Persist or not persist : comment
Thu, 21 Oct 1999 15:34:36 -0700

You forgot to include the group in your reply.  Deliberate?

> >At the same time, a 'Document' object would be expected to 
> have a 'save'
> >method (perhaps "commit" would be a good name) which simply 
> makes all the
> >changes official.  The user doesn't ever HAVE to hit that 
> button marked
> >Save, but they certainly can.

> >Now, when you add in Udanax-style version management, the 
> whole usefulness
> >of saving documents gets a little more doubtful.  I think 
> Tunes should be
> >based primarily on Udanax algorithms (although probably not code).
> >Especially since they're unpatentable.

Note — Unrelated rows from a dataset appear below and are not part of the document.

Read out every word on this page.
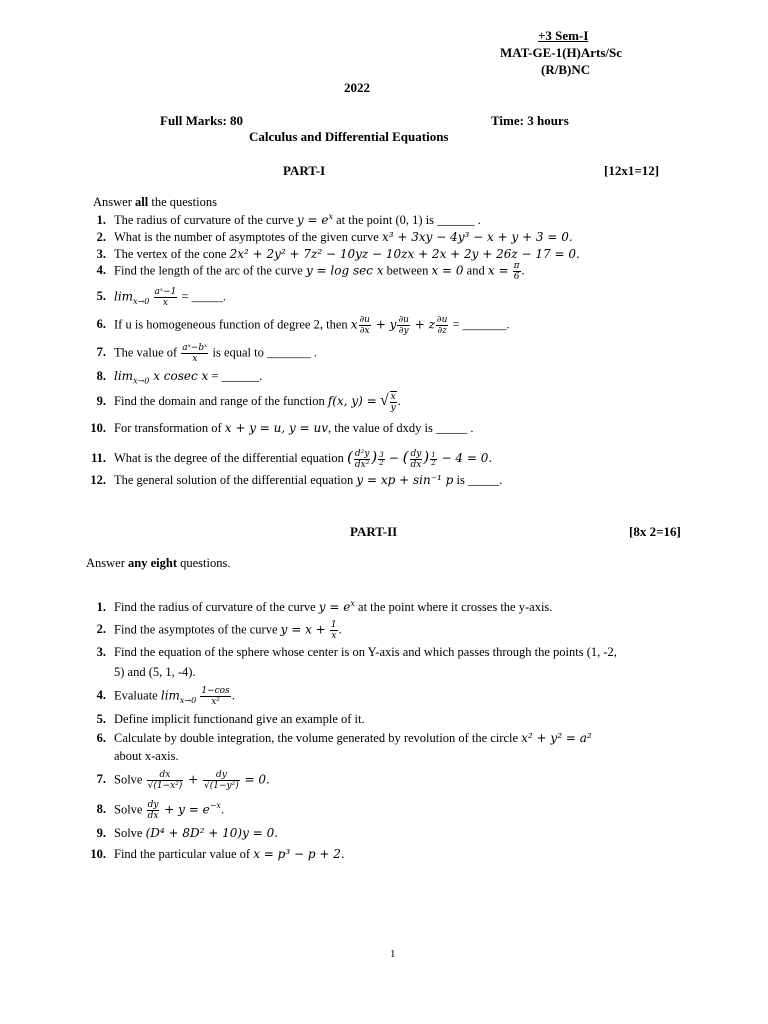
+3 Sem-I
MAT-GE-1(H)Arts/Sc
(R/B)NC
2022
Full Marks: 80	Time: 3 hours
Calculus and Differential Equations
PART-I	[12x1=12]
Answer all the questions
1. The radius of curvature of the curve $y = e^x$ at the point (0, 1) is ______ .
2. What is the number of asymptotes of the given curve x³ + 3xy − 4y³ − x + y + 3 = 0.
3. The vertex of the cone 2x² + 2y² + 7z² − 10yz − 10zx + 2x + 2y + 26z − 17 = 0.
4. Find the length of the arc of the curve y = log sec x between x = 0 and $x = \frac{\pi}{6}$ .
5. $\lim_{x\to 0} \frac{\text{aˣ−1}}{x}$ = _____.
6. If u is homogeneous function of degree 2, then x $\frac{\partial u}{\partial x} + y \frac{\partial u}{\partial y} + z \frac{\partial u}{\partial z}$ = _______.
7. The value of $\frac{\text{aˣ−bˣ}}{x}$ is equal to _______ .
8. $\lim_{x\to 0} x$ cosec x = ______.
9. Find the domain and range of the function f(x, y) = √ $\frac{x}{y}$ .
10. For transformation of x + y = u, y = uv, the value of dxdy is _____ .
11. What is the degree of the differential equation ( $\frac{\text{d²y}}{\text{dx²}}$ ) $\frac{3}{2}$ − ( $\frac{dy}{dx}$ ) $\frac{1}{2} - 4 = 0$.
12. The general solution of the differential equation y = xp + sin⁻¹ p is _____.
PART-II	[8x 2=16]
Answer any eight questions.
1. Find the radius of curvature of the curve $y = e^x$ at the point where it crosses the y-axis.
2. Find the asymptotes of the curve $y = x + \frac{1}{x}$ .
3. Find the equation of the sphere whose center is on Y-axis and which passes through the points (1, -2,
5) and (5, 1, -4).
4. Evaluate $\lim_{x\to 0} \frac{1-\cos}{\text{x²}}$ .
5. Define implicit functionand give an example of it.
6. Calculate by double integration, the volume generated by revolution of the circle x² + y² = a²
about x-axis.
7. Solve $\frac{dx}{\text{√(1−x²)}} + \frac{dy}{\text{√(1−y²)}} = 0$.
8. Solve $\frac{dy}{dx} + y = e^{-x}$.
9. Solve (D⁴ + 8D² + 10)y = 0.
10. Find the particular value of x = p³ − p + 2.
1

> This isn't quite the full picture.


> Take for example the idea of a
> journalling file system, which is a rough analog of a fully persistent
> system, only taken at low-level.  The stored object's 
> _representation_ is a
> series of states linked by operations on those states.  The semantics,
> then, of a GUI lement like "save" would be to merely force 
> the store to
> include all updates in the store's cache, the RAM.  To 

Heavens, NO!  That's a direct contradication of what it means to be
persistent.  The save button merely marks a major version.  The document
itslef is already persistent -- it's already on disk.  Of course, part of
the activity of the major release would no doubt be to make sure
everything's committed to disk (safety first!), but that's a minor note.

> perhaps clarify what
> you are doing the word "Make concrete" or "solidify" (yes, 
> "commit" works
> to some extent,

Not a bad idea.  For the immediate future, "save" is better than any of our

> but doesn't connote the idea that 
> data-retrieval would take
> less time)

A very bad idea.  You're restricting the semantics FAR too much.

> might be more appropriate.  At the same time, you 
> don't loose
> the ability to "undo" or "redo" state-changes.  In fact, you 
> retain the
> ability to do so at fine-grain implicitly.  Of course, 


> changes to state in
> practice usually consume a lot more space than the resulting 
> data, so we
> arrive at another factor of the semantics of "save": that of 
> discarding
> previous (dare i say it?) versions of the object.  Of course, 

I would want this to happen as part of a version manager interaction (i.e.
the user asked for it specifically), never as a side-product of a major
revision release.

> in the usual
> systems, one wants safety, so one explicitly differentiates 
> the versions by
> creating new persistent objects (i.e. "save as...").  In file systems,
> these aren't linked semantically, though, so a persistent 
> store would do
> things differently.

I would say that we should imitate Geos -- object persistance, document
saves without loss of version control (although Geos' version control
SUCKS), and a seperate backup button which simply creates a versionless copy
of the document somewhere else.  Three copies of the document at any given

Again I emphasise: _look at Udanax_.  It has possibilities for version
control like I've never imagined before.  It's AWESOME.  And free.